With that said, I feel like I come to a familiar question: What are we to do? What do we do with the heaviness? We know to pray. We know to praise. We know to bring Him our burdens. Doesn’t mean we do it, but we do have some tools in the tool belt. Despite all those tools, however, I kept coming to the Lord these last few weeks unsure of how to break through the doldrums.Then something happened. It wasn’t a bolt of lightning. It wasn’t an audible voice. But as a phrase rung in my ears last week, there was life in it. The phrase? “Sing a new song.”I think this was a lyric to a worship song, but to me it was a much-needed breakthrough. I don't think it has anything to do with music. For once, I’m not being literal! Instead, what occurred to me were two things:

1. Don’t look back.There’s certainly wisdom in learning from our experiences. I advocate that. But most of the time, we tend to look back with either regret or longing.

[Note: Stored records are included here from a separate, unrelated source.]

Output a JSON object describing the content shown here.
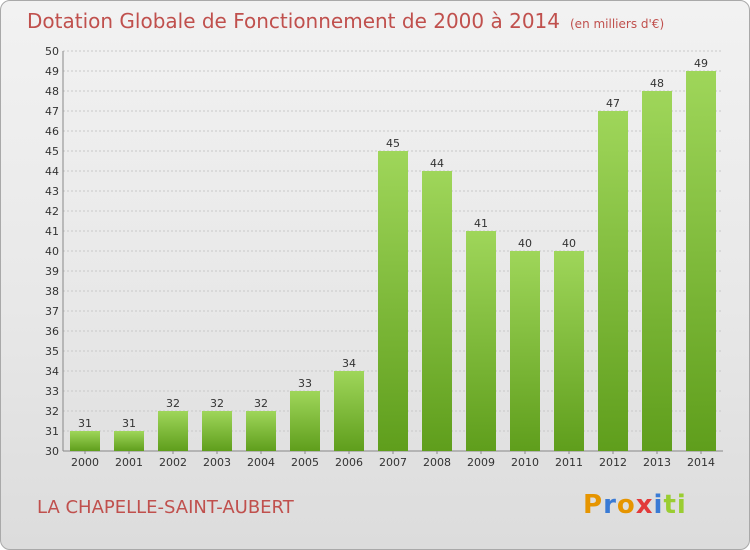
{
  "title": "Dotation Globale de Fonctionnement de 2000 à 2014",
  "subtitle": "(en milliers d'€)",
  "place": "LA CHAPELLE-SAINT-AUBERT",
  "logo": "Proxiti",
  "colors": {
    "title": "#c0504d",
    "bar_light": "#9fd65a",
    "bar_dark": "#5f9e1c",
    "logo_letters": [
      "#e69500",
      "#3a7bd5",
      "#e69500",
      "#e23a3a",
      "#3a7bd5",
      "#9acd32",
      "#9acd32"
    ]
  },
  "chart_data": {
    "type": "bar",
    "categories": [
      "2000",
      "2001",
      "2002",
      "2003",
      "2004",
      "2005",
      "2006",
      "2007",
      "2008",
      "2009",
      "2010",
      "2011",
      "2012",
      "2013",
      "2014"
    ],
    "values": [
      31,
      31,
      32,
      32,
      32,
      33,
      34,
      45,
      44,
      41,
      40,
      40,
      47,
      48,
      49
    ],
    "ylim": [
      30,
      50
    ],
    "yticks": [
      "30",
      "31",
      "32",
      "33",
      "34",
      "35",
      "36",
      "37",
      "38",
      "39",
      "40",
      "41",
      "42",
      "43",
      "44",
      "45",
      "46",
      "47",
      "48",
      "49",
      "50"
    ],
    "grid": true,
    "title": "Dotation Globale de Fonctionnement de 2000 à 2014",
    "xlabel": "",
    "ylabel": ""
  }
}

We want to go back to a time before XXX (you fill in the “X”). "Before the argument..." "Before the financial strains..." "Before he died..." "Before COVID…"

We need to learn what we can from the highs and lows of life, glean the nuggets, and then stop walking back into the past. Sometimes, we need to stop singing our old songs.

2. Look forward.It’s one thing to not dwell on the past; it’s another thing entirely to put our eyes on the future. It takes an intentionality to not just exist but trust that the Lord is working something new. (Heads up: If you’re here on planet earth, He’s working something new for you!) The question is this: Are you willing to stop looking back and instead look towards the horizon?

Sometimes, it takes a while for that thing on the horizon to come close enough for us to make it out. It might be small and blurry to start, but I have a choice to be on the lookout. I have a choice to sing a new song and look forward to what God has for me on the horizon. And so do you.

May we sing a new song this week… and ask God to show us His new thing.